Od listopada 2017r mam dziwne co miesięczne ataki lewej żuchwy. Zaczyna się od tego, że nie mogę otworzyć ust więcej niż na kromkę chleba. Powyżej ból mięśni ściskających dolną i górną szczękę za siódemkami. Mówienie nie powoduje żadnego bólu. Dodatkowo puchną węzły chłonne i zaatakowana jest ślinianka-badanie USG. Brałem antybiotyki i po tygodniu przechodziło. Ale w kwietniu poszedłem wreszcie do laryngologa i nie dostałem leków. I też po tygodniu przeszło?! Wyczytałem że dawniej na ślinianki stosowano mirrę. A ona jest składnikiem ziół szwedzkich. No to zacząłem płukać dziąsła tymi ziołami na alkoholu. Do tego dołączyłem Propolis z Tatarakiem na wzmocnienie dziąseł. Bóle pojawiają się dalej ale już słabsze i nie puchnę pod szczęką. Byłem w Zabrzu w klinice- zaoferowano mi wkładkę na noc i diagnoza tło nerwicowe-szczękościsk. Bez leków. Teraz jak co miesiąc mam tę dolegliwość i płuczę ziołami. Moja diagnoza to taka ze podłapałem jakąś bakterię o okresie wylęgu 1m-c. Bo przed wystąpieniem tych objawów dwa miesiące wcześniej nabyłem 10 letniego jamniko podobnego kundla. Testy tygodniowe na posiew nic nie wykazały. Doradźcie jakie zioła brać na lekoodporne bakterie.
pozdrawiam

Offline Basia

  • Płytki nurek
  • Global Moderator
  • Dużo Pisze
  • *****
  • Wiadomości: 11091
Odp: Problemy z żuchwą
« Odpowiedź #1 dnia: Lipca 06, 2018, 13:53:39 »
okresie wylęgu 1m-c. Bo przed wystąpieniem tych objawów dwa miesiące wcześniej nabyłem 10 letniego jamniko podobnego kundla. Testy tygodniowe na posiew nic nie wykazały.
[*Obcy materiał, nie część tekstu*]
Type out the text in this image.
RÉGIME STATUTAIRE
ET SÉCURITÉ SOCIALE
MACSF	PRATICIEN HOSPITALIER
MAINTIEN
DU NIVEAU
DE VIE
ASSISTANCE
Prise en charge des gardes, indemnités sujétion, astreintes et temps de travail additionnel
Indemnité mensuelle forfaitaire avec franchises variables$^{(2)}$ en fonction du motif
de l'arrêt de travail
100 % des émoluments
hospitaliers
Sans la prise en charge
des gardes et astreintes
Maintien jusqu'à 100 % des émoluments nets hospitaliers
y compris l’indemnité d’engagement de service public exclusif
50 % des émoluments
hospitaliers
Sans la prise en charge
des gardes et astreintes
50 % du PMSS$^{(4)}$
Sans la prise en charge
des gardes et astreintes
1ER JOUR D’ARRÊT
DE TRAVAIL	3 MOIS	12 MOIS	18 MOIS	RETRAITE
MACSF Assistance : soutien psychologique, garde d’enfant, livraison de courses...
Doradźcie jakie zioła brać na lekoodporne bakterie.

Możliwe, że bakterii już nie ma, to nie misi mieć nic wspólnego ze zwierzątkiem. ale stan zapalny został. Zioła szwedzkie to dobry pomysł. Też smaruj skórę z zewnątrz, ale wlej nieco oleju. Zioła szwedzkie z olejem trzymaj w innej butelce, niż te bez oleju

Dołącz do picia wywary z gałązek jesionu i wiązu, teraz z liściami, a takim wywarem zaparzaj kwiaty wiązówki. Proporcje dowolne

Powinno być dobrze

Na wszelki wypadek odwiedź jeszcze dentystę, czy to nie jakiś ropień w zębie.